Dan adds, “We don’t have any of that risk at MF Global. Our bank competitors have level three assets that could be commercial real-estate property, condominiums in Florida and all the things that have no liquidity. We want to be a compelling alternative to the banks.”
Although the move to cleared products could allow non-bank FCMs to better compete, Chocano says, “Major OTC dealers will most likely continue to be the dominating players in this space as clients will still want to face off to the largest liquidity providers with the largest balance sheets.”
Another move smaller FCMs or niche players are making is using their speed, not girth. Nagel points out that Dorman is the primary purveyor of a cleared hurricane product offered through Weather Risk Solutions on CME’s Clearport because after Lehman failed, another large bank needed 60 days to do its
due diligence.
“We made a deal within an hour and we are the primary purveyor of this hurricane product.
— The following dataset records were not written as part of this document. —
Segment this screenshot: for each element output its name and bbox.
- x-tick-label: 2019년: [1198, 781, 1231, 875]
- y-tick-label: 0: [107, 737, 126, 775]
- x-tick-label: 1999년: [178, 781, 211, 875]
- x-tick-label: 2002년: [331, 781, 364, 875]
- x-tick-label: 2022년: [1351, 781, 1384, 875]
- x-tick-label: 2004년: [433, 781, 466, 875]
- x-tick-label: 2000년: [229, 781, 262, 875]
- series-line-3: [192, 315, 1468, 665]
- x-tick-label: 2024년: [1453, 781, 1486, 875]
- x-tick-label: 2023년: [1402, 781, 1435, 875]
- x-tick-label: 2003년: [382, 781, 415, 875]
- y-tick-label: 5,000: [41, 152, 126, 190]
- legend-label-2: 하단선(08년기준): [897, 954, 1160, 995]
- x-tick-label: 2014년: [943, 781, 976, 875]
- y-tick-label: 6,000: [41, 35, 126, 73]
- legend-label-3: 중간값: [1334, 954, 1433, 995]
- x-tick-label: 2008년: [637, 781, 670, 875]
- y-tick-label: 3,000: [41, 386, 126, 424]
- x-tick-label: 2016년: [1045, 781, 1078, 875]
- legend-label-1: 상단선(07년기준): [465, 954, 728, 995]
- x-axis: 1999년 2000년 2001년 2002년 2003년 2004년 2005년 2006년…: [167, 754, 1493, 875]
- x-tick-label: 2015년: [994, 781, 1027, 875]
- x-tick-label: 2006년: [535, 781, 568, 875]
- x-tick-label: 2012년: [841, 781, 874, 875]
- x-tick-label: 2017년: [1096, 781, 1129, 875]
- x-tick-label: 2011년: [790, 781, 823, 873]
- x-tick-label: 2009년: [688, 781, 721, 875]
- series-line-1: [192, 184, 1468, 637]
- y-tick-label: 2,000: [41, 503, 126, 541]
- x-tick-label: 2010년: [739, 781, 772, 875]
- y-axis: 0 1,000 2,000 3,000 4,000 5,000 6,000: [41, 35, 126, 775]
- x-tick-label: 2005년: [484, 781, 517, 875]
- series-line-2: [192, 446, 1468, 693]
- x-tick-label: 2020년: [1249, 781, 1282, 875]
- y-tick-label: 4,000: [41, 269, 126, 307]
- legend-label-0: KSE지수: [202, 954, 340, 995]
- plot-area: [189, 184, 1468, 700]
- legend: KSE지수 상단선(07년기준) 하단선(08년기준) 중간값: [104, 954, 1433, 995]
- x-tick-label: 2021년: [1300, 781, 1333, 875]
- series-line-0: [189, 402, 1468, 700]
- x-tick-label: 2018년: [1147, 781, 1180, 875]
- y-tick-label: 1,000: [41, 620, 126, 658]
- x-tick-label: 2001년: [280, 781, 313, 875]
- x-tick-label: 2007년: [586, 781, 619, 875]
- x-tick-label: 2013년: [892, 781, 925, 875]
It has not been terribly successful but you can come to us and get a decision.”
He adds that people like clarity, especially after the credit crisis where there were many failures from trading opaque products few understood.
“We are strictly a futures clearing firm. There is no complicated organizational chart,” Nagel says. “You can go to the CFTC’s Web site and see exactly what we have. All of our investments are at the CME clearinghouse or at Harris Trust in Treasury bills and cash, so there is a question of clarity here instead of size, which I think
is important.”
That may be another seismic shift — when larger firms focus on institutional-only business while the smaller firms service the retail client.
The FCM world had been on a one-way track with continuous consolidation and the goal of acquiring scale as the clarion call. While having scale and a global reach are still important and everyone likes lower fees, it appears that there is room for the boutique firm in this new world. Bigger is not necessarily better.